- Born: 24 October 1908 Saint Petersburg, Russian Empire
- Died: 31 July 1975 (aged 66) Moscow, Soviet Union
- Education: University of Paris
- Occupations: Audio engineer, spy
- Children: 2, including Vladimir
- Relatives: Vladimir Pozner (writer) (cousin) Victoria Mercanton (younger sister)

= Vladimir Pozner Sr. =

Russian-Jewish émigré to the US (1908–1975)

Vladimir Aleksandrovich Pozner (Владимир Александрович Познер; 24 October 1908 – 31 July 1975) was a Russian-Jewish émigré to the United States. During World War II, he spied for Soviet intelligence while he was employed by the US government.

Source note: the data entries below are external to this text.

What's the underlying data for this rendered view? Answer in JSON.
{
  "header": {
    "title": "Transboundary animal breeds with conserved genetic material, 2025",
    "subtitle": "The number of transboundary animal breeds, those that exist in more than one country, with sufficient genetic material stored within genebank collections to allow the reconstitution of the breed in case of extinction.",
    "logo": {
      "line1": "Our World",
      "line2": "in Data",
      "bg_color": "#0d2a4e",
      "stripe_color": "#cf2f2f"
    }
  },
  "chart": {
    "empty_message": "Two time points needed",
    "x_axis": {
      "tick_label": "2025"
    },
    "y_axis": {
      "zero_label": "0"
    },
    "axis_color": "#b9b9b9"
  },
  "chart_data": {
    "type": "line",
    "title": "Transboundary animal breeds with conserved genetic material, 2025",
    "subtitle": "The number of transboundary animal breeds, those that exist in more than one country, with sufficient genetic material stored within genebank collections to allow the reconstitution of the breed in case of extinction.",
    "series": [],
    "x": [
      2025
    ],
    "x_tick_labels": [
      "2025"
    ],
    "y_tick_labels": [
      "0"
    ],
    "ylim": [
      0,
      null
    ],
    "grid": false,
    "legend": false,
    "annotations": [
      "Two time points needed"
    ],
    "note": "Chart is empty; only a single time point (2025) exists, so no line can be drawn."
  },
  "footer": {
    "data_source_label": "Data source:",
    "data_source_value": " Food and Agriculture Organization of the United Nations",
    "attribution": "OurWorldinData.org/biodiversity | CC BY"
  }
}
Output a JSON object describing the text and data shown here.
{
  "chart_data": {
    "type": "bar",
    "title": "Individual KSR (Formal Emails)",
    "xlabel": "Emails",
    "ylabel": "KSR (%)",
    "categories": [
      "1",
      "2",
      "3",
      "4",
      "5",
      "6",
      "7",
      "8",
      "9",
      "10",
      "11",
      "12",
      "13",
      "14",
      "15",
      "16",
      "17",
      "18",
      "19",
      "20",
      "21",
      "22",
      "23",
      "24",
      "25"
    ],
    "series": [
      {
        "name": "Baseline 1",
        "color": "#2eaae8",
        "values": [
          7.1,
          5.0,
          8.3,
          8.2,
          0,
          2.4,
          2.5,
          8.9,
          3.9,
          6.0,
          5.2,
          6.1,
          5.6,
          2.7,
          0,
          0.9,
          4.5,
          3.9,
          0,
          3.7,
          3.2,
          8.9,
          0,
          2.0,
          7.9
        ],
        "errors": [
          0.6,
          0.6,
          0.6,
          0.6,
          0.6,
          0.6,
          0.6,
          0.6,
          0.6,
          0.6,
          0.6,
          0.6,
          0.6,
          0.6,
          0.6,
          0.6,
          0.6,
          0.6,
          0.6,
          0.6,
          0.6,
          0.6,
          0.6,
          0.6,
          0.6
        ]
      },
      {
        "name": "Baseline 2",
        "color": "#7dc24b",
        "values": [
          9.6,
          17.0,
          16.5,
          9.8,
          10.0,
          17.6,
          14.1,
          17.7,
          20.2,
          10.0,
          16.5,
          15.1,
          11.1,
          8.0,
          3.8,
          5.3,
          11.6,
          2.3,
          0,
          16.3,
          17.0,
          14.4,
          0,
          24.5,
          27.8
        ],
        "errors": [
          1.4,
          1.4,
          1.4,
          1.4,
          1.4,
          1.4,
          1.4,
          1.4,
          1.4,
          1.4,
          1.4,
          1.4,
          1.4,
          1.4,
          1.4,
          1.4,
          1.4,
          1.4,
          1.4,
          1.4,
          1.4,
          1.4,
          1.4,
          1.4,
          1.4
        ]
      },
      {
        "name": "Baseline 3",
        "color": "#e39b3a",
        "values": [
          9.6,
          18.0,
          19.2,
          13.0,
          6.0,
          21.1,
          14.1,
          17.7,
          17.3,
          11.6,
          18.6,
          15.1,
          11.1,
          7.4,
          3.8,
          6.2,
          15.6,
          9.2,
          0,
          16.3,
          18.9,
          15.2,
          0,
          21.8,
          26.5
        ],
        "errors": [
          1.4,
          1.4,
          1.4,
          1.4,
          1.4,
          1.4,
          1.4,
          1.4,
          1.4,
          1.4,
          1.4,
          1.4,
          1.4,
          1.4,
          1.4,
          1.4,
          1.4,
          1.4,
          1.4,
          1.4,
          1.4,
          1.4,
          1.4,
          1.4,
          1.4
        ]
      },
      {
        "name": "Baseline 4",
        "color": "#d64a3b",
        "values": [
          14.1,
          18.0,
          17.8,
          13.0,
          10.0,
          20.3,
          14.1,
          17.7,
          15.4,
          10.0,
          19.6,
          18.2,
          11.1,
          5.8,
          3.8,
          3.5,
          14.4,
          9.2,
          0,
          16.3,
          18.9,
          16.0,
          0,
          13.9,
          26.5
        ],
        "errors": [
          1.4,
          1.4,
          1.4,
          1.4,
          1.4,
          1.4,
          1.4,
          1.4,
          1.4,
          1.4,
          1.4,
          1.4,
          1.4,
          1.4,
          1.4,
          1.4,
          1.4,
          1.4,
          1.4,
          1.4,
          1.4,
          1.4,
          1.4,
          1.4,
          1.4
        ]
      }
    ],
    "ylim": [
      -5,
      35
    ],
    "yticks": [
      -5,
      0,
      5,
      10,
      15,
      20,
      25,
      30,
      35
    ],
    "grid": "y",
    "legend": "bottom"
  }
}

Pozner was born in St. Petersburg. His family fled Soviet Russia after the Bolshevik Revolution, and Vladimir Pozner became a Communist sympathizer while living in Europe. Vladimir Pozner and his family moved to East Berlin and later to Moscow in the early 1950s. There he worked as a senior audio engineer for the Soviet film industry.

His sister, Victoria Mercanton, was an in-demand film editor based in France. He retired in 1968, and in 1969 suffered a heart attack. Pozner died on 31 July 1975 during a flight from Paris to Moscow.

Vladimir Pozner's cover name as identified in the Venona project by NSA/FBI analysts was "Platon" or Plato in Russian. Pozner's son, Vladimir Pozner Jr., born in 1934, worked as a journalist and interpreter in the United States, Soviet Union and later in Russia.